An experimental hand-held scanner is giving doctors a better way to detect tumors.

On The Saturday Early Show , Dr. Mallika Marshall of WBZ-TV explained that unlike magnetic resonance imaging and CT scans, the new tool, known as the PET probe, has the ability to pinpoint exactly where the tumor is located in the body.

A walk along Californian's Santa Monica Bluffs is especially meaningful for Gene Anderson and his family. After years of battling cancer, his life is now free of the disease.

It was almost six year ago that a bad headache led Anderson to a doctor where he was soon diagnosed with a brain tumor and end stage melanoma, the deadliest form of skin cancer.

He was treated at California's John Wayne Cancer Institute. There, he was given an experimental melanoma vaccine. His doctors also used a cutting edge hand-held PET probe, which is designed to guide surgeons right to the cancer.

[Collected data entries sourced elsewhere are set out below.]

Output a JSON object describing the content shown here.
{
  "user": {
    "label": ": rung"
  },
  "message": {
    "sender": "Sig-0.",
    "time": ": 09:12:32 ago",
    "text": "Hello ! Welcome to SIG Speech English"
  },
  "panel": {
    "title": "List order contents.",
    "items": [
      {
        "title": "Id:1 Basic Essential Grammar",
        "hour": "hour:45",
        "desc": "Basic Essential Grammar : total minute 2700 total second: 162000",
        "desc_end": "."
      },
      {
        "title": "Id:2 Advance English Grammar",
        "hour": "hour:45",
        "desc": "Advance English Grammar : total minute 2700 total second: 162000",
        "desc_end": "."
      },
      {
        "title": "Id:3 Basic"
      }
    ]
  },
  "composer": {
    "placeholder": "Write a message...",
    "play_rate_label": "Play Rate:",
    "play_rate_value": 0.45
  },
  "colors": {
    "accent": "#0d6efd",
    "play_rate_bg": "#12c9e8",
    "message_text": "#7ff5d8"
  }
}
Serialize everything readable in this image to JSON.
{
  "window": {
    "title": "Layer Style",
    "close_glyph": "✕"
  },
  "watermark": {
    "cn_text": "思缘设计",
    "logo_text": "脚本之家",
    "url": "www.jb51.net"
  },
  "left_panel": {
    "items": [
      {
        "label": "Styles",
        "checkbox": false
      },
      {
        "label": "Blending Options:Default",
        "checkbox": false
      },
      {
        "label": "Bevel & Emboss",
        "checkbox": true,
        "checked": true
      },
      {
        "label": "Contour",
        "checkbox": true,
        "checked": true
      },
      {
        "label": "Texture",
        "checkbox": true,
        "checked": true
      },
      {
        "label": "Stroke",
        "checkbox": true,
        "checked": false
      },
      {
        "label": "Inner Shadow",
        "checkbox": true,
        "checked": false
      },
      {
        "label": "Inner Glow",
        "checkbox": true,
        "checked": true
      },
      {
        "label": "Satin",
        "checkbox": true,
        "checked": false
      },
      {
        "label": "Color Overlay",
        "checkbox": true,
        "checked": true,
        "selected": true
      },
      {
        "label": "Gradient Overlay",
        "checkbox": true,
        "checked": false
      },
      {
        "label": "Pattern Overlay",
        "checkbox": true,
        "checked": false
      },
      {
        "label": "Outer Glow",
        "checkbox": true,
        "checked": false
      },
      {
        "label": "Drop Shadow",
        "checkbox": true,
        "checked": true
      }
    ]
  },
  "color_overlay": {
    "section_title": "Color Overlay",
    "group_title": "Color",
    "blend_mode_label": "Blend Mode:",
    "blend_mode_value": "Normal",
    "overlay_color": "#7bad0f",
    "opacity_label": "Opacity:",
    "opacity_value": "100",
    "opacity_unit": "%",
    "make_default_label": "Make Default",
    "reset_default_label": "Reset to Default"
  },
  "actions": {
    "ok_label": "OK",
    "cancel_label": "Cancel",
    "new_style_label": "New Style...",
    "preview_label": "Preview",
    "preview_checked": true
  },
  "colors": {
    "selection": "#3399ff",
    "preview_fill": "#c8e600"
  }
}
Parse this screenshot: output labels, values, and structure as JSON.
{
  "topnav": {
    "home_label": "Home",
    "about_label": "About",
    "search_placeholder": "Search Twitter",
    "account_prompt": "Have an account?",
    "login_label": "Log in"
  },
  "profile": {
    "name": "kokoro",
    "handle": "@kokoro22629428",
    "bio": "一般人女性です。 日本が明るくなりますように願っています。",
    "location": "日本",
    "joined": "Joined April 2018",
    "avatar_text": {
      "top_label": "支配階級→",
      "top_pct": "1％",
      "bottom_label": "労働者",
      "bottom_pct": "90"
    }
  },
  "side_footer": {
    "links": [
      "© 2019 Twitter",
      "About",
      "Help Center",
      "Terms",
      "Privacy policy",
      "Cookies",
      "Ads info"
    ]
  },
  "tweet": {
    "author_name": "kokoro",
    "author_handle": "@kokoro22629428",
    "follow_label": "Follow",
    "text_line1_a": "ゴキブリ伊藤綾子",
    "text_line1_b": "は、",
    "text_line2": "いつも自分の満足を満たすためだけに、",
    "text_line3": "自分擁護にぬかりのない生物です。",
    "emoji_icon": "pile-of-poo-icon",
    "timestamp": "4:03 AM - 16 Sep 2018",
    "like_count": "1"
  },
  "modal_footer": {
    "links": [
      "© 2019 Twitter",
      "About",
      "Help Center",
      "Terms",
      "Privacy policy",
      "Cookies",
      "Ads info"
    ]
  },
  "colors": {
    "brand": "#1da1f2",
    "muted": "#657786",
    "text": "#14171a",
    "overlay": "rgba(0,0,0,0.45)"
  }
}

"At this point in our experience, we have been able to use it to actually change our operation by identifying the tumor and going beyond that edge, to now clear the margins," said the institute's Dr. Richard Essner.

Margins are the sides of tumors where microscopic cells can be left behind. In order for cancer treatment to be successful, these cells need to be completely removed. To find them, doctors give the patient radioactive sugar, which is absorbed by the cells. If the cells are present, they will be picked up by the probe, which is scanned directly over the body.

"I think that it's becoming more and more important, because as surgeons we are limited by what we can see, what we can feel with our hands, said Essner. "There's certainly variations across the board of ability."

The doctor and his colleagues are now working to perfect the proper application of the probe.